A base station in a time-division duplexing (TDD) wireless network uses a high-speed transmit-receive (T/R) switch to alternately couple the antenna to the transmit path during transmit periods and to the receive path during receive periods. Conventional base stations generally use pin-diode switch modules as transmit-receive switches. Circulators have been used in the past for time duplexing of radar signals, but are generally not used in base stations.
FIG. 1A illustrates selected portions of conventional base station 100A according to one embodiment of the prior art. Base station 100A comprises time-division duplexing (TDD) transceiver (X-CVR) 110, pin-diode switch module 115, and antenna 150. TDD transceiver 110 comprises a transmit path and a receive path.
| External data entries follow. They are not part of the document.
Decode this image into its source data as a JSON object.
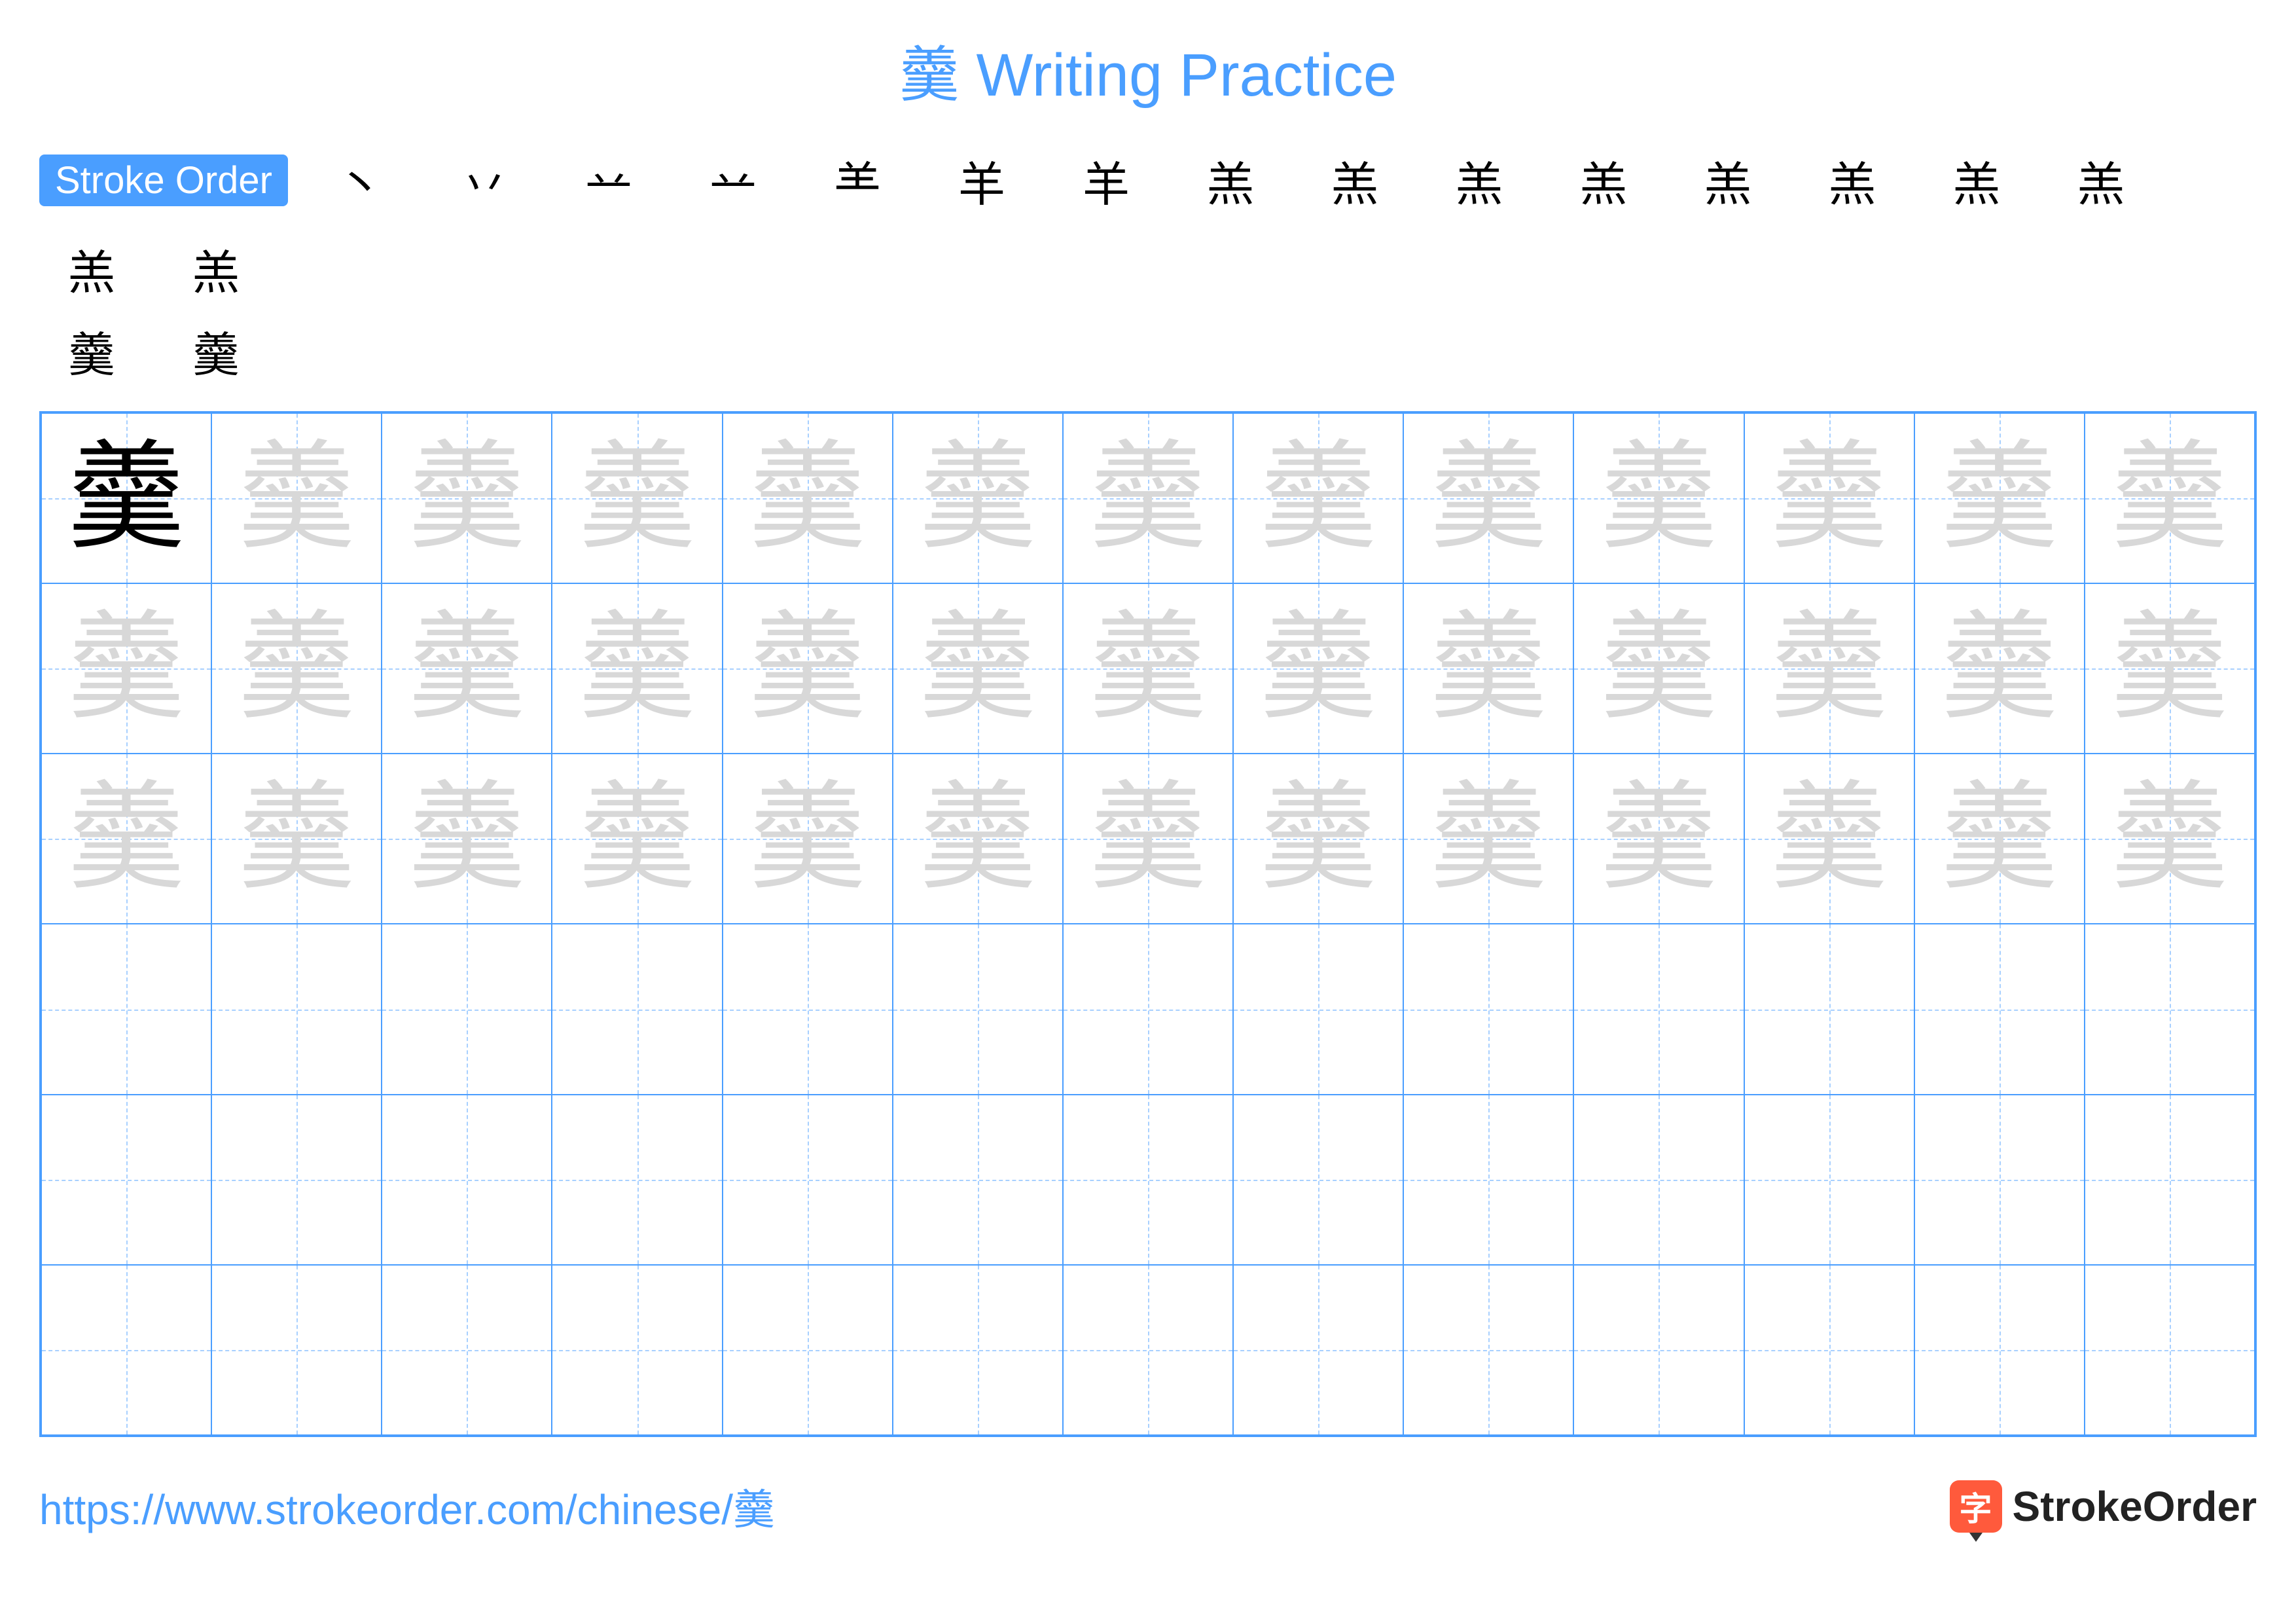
{
  "title": "羹 Writing Practice",
  "character": "羹",
  "strokeOrder": {
    "label": "Stroke Order",
    "badge_bg": "#4a9eff",
    "steps": [
      "丶",
      "丷",
      "䒑",
      "䒑",
      "⺷",
      "羊",
      "羊",
      "羔",
      "羔",
      "羔",
      "羔",
      "羔",
      "羔",
      "羔",
      "羔",
      "羔",
      "羔",
      "羹",
      "羹"
    ]
  },
  "grid": {
    "rows": 6,
    "cols": 13,
    "border_color": "#4a9eff",
    "guide_color": "#a8d0ff",
    "traced_rows": 3,
    "model_color": "#000000",
    "trace_color": "#d8d8d8",
    "cell_font_size": 180
  },
  "footer": {
    "url": "https://www.strokeorder.com/chinese/羹",
    "url_color": "#4a9eff",
    "logo_char": "字",
    "logo_bg": "#ff5a3c",
    "logo_text": "StrokeOrder"
  },
  "colors": {
    "title": "#4a9eff",
    "background": "#ffffff"
  }
}
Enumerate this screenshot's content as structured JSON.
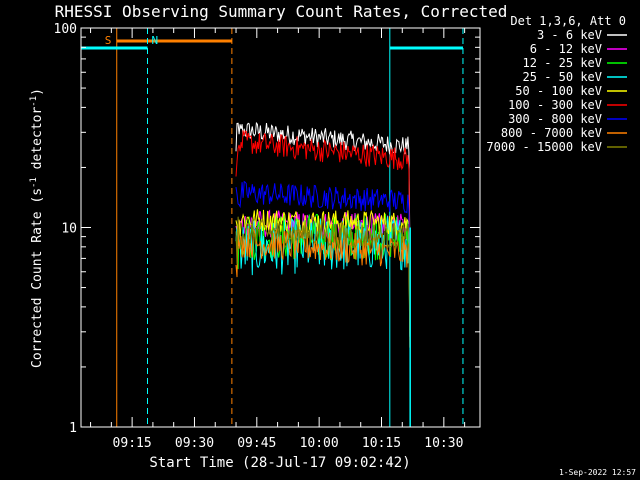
{
  "chart_data": {
    "type": "line",
    "title": "RHESSI Observing Summary Count Rates, Corrected",
    "xlabel": "Start Time (28-Jul-17 09:02:42)",
    "ylabel": "Corrected Count Rate (s",
    "ylabel_sup1": "-1",
    "ylabel_mid": " detector",
    "ylabel_sup2": "-1",
    "ylabel_end": ")",
    "y_scale": "log",
    "ylim": [
      1,
      100
    ],
    "xlim_minutes": [
      0,
      96
    ],
    "x_ticks": [
      {
        "label": "09:15",
        "min": 12.3
      },
      {
        "label": "09:30",
        "min": 27.3
      },
      {
        "label": "09:45",
        "min": 42.3
      },
      {
        "label": "10:00",
        "min": 57.3
      },
      {
        "label": "10:15",
        "min": 72.3
      },
      {
        "label": "10:30",
        "min": 87.3
      }
    ],
    "y_tick_labels": [
      {
        "label": "1",
        "v": 1
      },
      {
        "label": "10",
        "v": 10
      },
      {
        "label": "100",
        "v": 100
      }
    ],
    "legend_title": "Det 1,3,6, Att 0",
    "series": [
      {
        "name": "3 - 6 keV",
        "color": "#ffffff",
        "start": 31,
        "end": 25.5,
        "noise": 0.05
      },
      {
        "name": "6 - 12 keV",
        "color": "#ff00ff",
        "start": 10.5,
        "end": 10.0,
        "noise": 0.07
      },
      {
        "name": "12 - 25 keV",
        "color": "#00ff00",
        "start": 9.0,
        "end": 9.0,
        "noise": 0.12
      },
      {
        "name": "25 - 50 keV",
        "color": "#00ffff",
        "start": 7.8,
        "end": 8.5,
        "noise": 0.14
      },
      {
        "name": "50 - 100 keV",
        "color": "#ffff00",
        "start": 11.0,
        "end": 10.5,
        "noise": 0.06
      },
      {
        "name": "100 - 300 keV",
        "color": "#ff0000",
        "start": 27.0,
        "end": 22.0,
        "noise": 0.06
      },
      {
        "name": "300 - 800 keV",
        "color": "#0000ff",
        "start": 15.0,
        "end": 13.5,
        "noise": 0.06
      },
      {
        "name": "800 - 7000 keV",
        "color": "#ff8000",
        "start": 8.5,
        "end": 7.5,
        "noise": 0.08
      },
      {
        "name": "7000 - 15000 keV",
        "color": "#808000",
        "start": 9.5,
        "end": 9.0,
        "noise": 0.07
      }
    ],
    "data_window_minutes": [
      37.3,
      78.9
    ],
    "flags": [
      {
        "label": "S",
        "color": "#ff8000",
        "start_min": 8.6,
        "end_min": 36.3,
        "line": "solid",
        "end_line": "dashed"
      },
      {
        "label": "N",
        "color": "#00ffff",
        "start_min": 0,
        "end_min": 16.0,
        "line": "solid",
        "end_line": "dashed"
      },
      {
        "label": "",
        "color": "#00ffff",
        "start_min": 74.3,
        "end_min": 91.9,
        "line": "solid",
        "end_line": "dashed"
      }
    ],
    "timestamp": "1-Sep-2022 12:57"
  }
}
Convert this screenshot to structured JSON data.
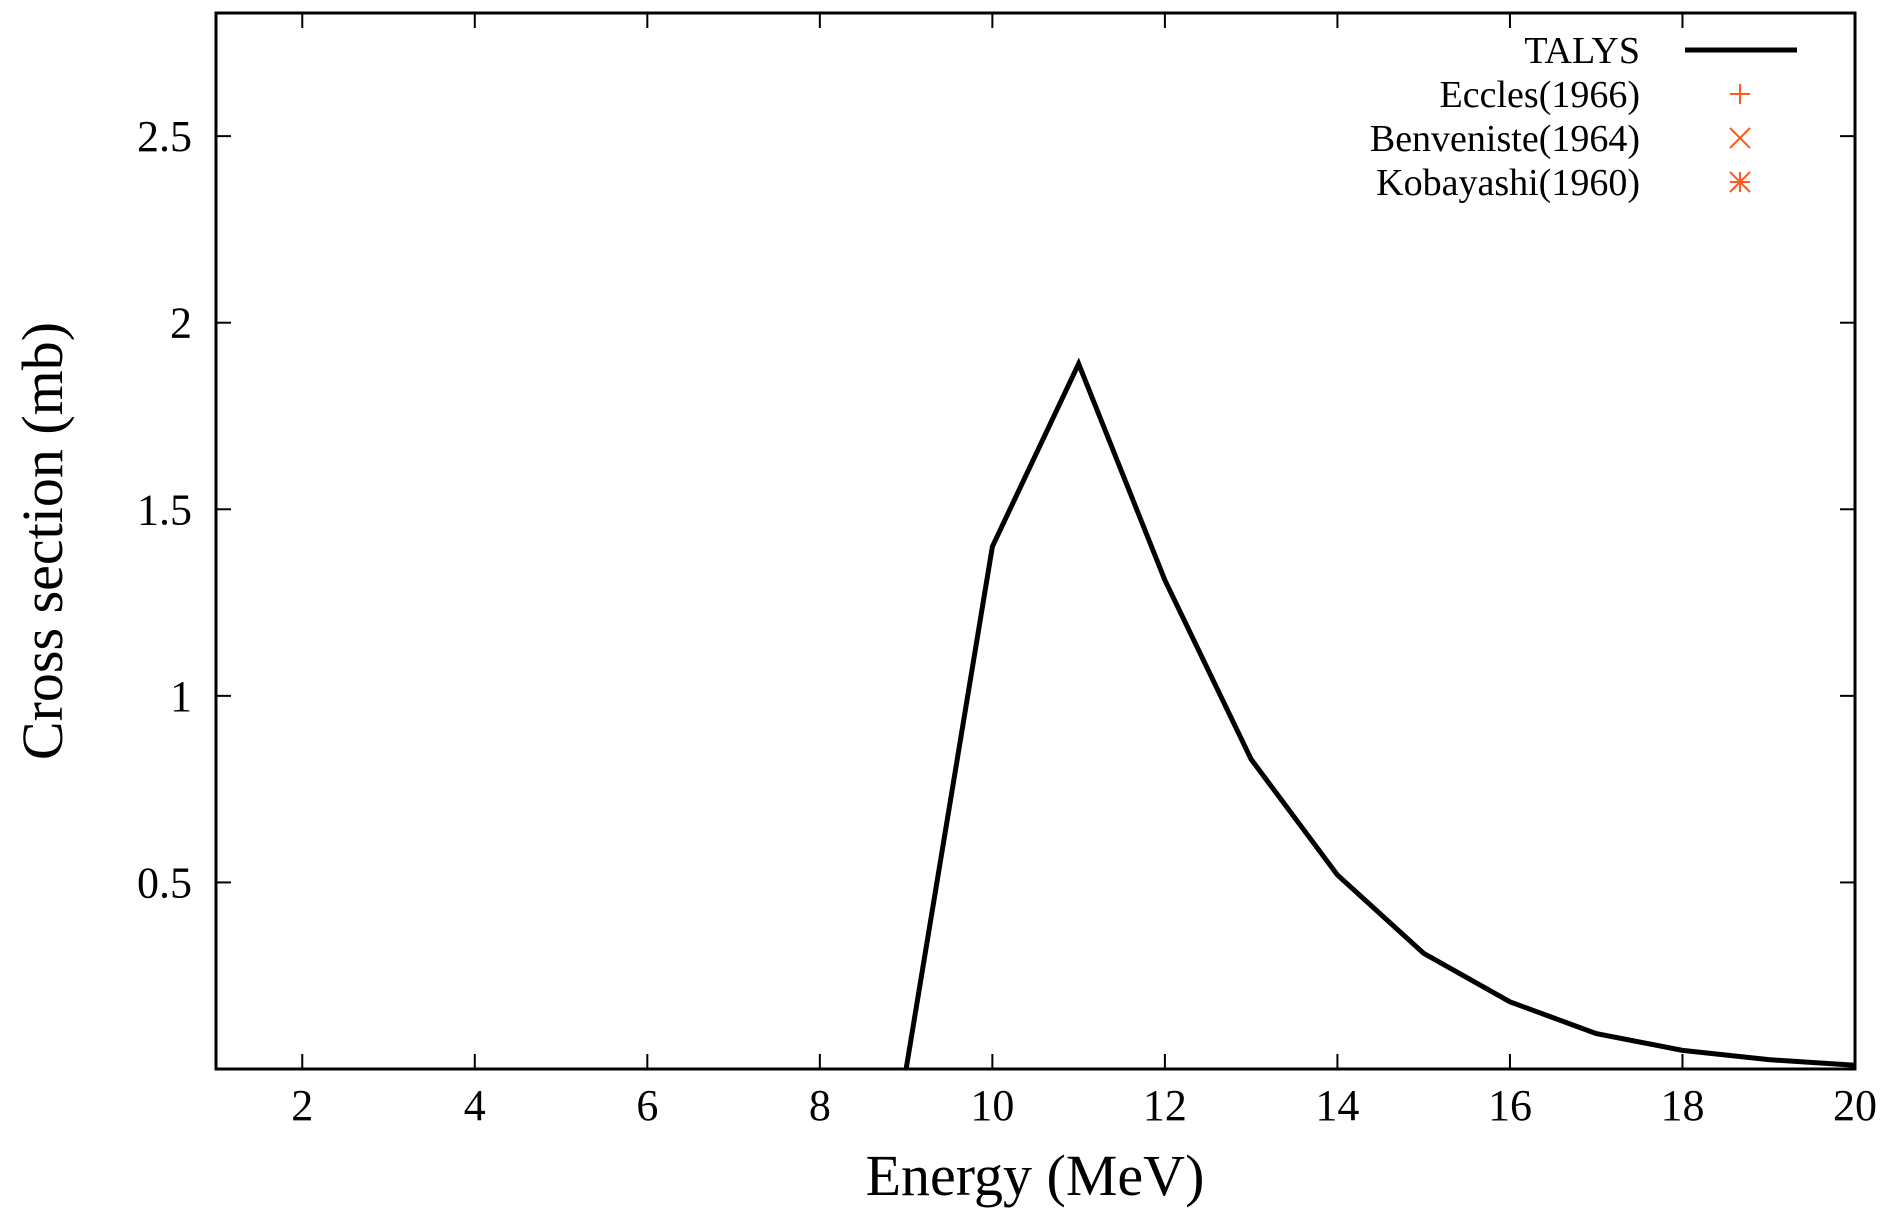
{
  "chart_data": {
    "type": "line",
    "title": "",
    "xlabel": "Energy (MeV)",
    "ylabel": "Cross section (mb)",
    "xlim": [
      1,
      20
    ],
    "ylim": [
      0,
      2.83
    ],
    "xticks": [
      2,
      4,
      6,
      8,
      10,
      12,
      14,
      16,
      18,
      20
    ],
    "xtick_labels": [
      "2",
      "4",
      "6",
      "8",
      "10",
      "12",
      "14",
      "16",
      "18",
      "20"
    ],
    "yticks": [
      0.5,
      1,
      1.5,
      2,
      2.5
    ],
    "ytick_labels": [
      "0.5",
      "1",
      "1.5",
      "2",
      "2.5"
    ],
    "grid": false,
    "legend_position": "top-right",
    "series": [
      {
        "name": "TALYS",
        "kind": "line",
        "color": "#000000",
        "x": [
          9,
          10,
          11,
          12,
          13,
          14,
          15,
          16,
          17,
          18,
          19,
          20
        ],
        "y": [
          0.0,
          1.4,
          1.89,
          1.31,
          0.83,
          0.52,
          0.31,
          0.18,
          0.095,
          0.05,
          0.025,
          0.01
        ]
      },
      {
        "name": "Eccles(1966)",
        "kind": "points",
        "marker": "plus",
        "color": "#ff5a1f",
        "x": [],
        "y": []
      },
      {
        "name": "Benveniste(1964)",
        "kind": "points",
        "marker": "cross",
        "color": "#ff5a1f",
        "x": [],
        "y": []
      },
      {
        "name": "Kobayashi(1960)",
        "kind": "points",
        "marker": "star",
        "color": "#ff5a1f",
        "x": [],
        "y": []
      }
    ]
  }
}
The transmit path of TDD transceiver 110 comprises transmit (XMIT) circuitry 111, power amplifier (PA) 112, low-noise amplifier (LNA) 121, and receive (RCV) circuitry 122.
Pin-diode switch module 115 comprises capacitor 125, inductor 130, capacitor 135, pin-diode 140, capacitor 145, quarter-wave (λ/4) transmission line 155, pin diode 160, and capacitor 165. A T/R switch control signal from a base transceiver subsystem (BTS) controller (not shown) is coupled to a filtered bias line (i.e., capacitor 135 and inductor 130) that turns pin-diode 140 on during transmission and off during reception. During transmit periods, quarter-wave transmission line 155 and pin-diode 160 present a high impedance (or open circuit) to the transmit signal from power amplifier 112. During receive periods, quarter-wave transmission line 155 and the off-state (open) pin-diode 160 in parallel with the LNA input impedance (e.g., 50 ohms) present a 50 ohm impedance to the receive signal from antenna 150.
Unfortunately, however, pin-diode 140 in the transmitter path is the cause of high transmitter insertion loss (e.g., 0.75 dB to 1.5 dB) and high levels of harmonics and third-order inter-modulation products. The harmonics and inter-modulation products are caused by the non-linear characteristics of pin-diode 140.
FIG. 1B illustrates selected portions of a conventional radar system according to an alternate embodiment of the prior art. Radar system 100B comprises transmitter 180, receiver 185, circulator 190 and antenna 195. Circulator 190 has three ports, namely Port 1, Port 2 and Port 3. Signals entering one of the ports follow the circling arrow and exit at the next port.
Thus, in the ideal case, transmit signals from transmitter 180 enter Port 1 and are emitted at Port 2 to antenna 195, and no portion of the transmit signal is emitted at Port 3 to receiver 185. Also, in the ideal case, receive signals from antenna 195 enter Port 2 and are emitted at Port 3 to receiver 185, and no portion of the receive signal is emitted at Port 1 to transmitter 180.
However, a circulator by itself cannot protect the receiver input in the case of high antenna voltage standing wave ratio (VSWR). A high VSWR antenna condition reflects part or all of the transmit signal-power directly into receiver 185, which can damage the low-noise amplifier. A secondary problem is that, even though there is no transmit signal during receive mode, the output of transmitter 180 has substantial noise present due mostly to high transmitter gain. This noise can reflect off antenna 195, enter receiver 185, and desensitize receiver 185 due to decreased signal-to-noise ratio (SNR). Thus, the circulator configuration in FIG. 1B is not a good solution for high power transmitters, unless it is certain that antenna VSWR is low prior to transmitting.
Therefore, there is a need in the art for improved base stations for use in time-division duplexing (TDD) wireless networks. In particular, there is a need for an improved transmit-receive switch for use in a base transceiver subsystem of a TDD wireless network.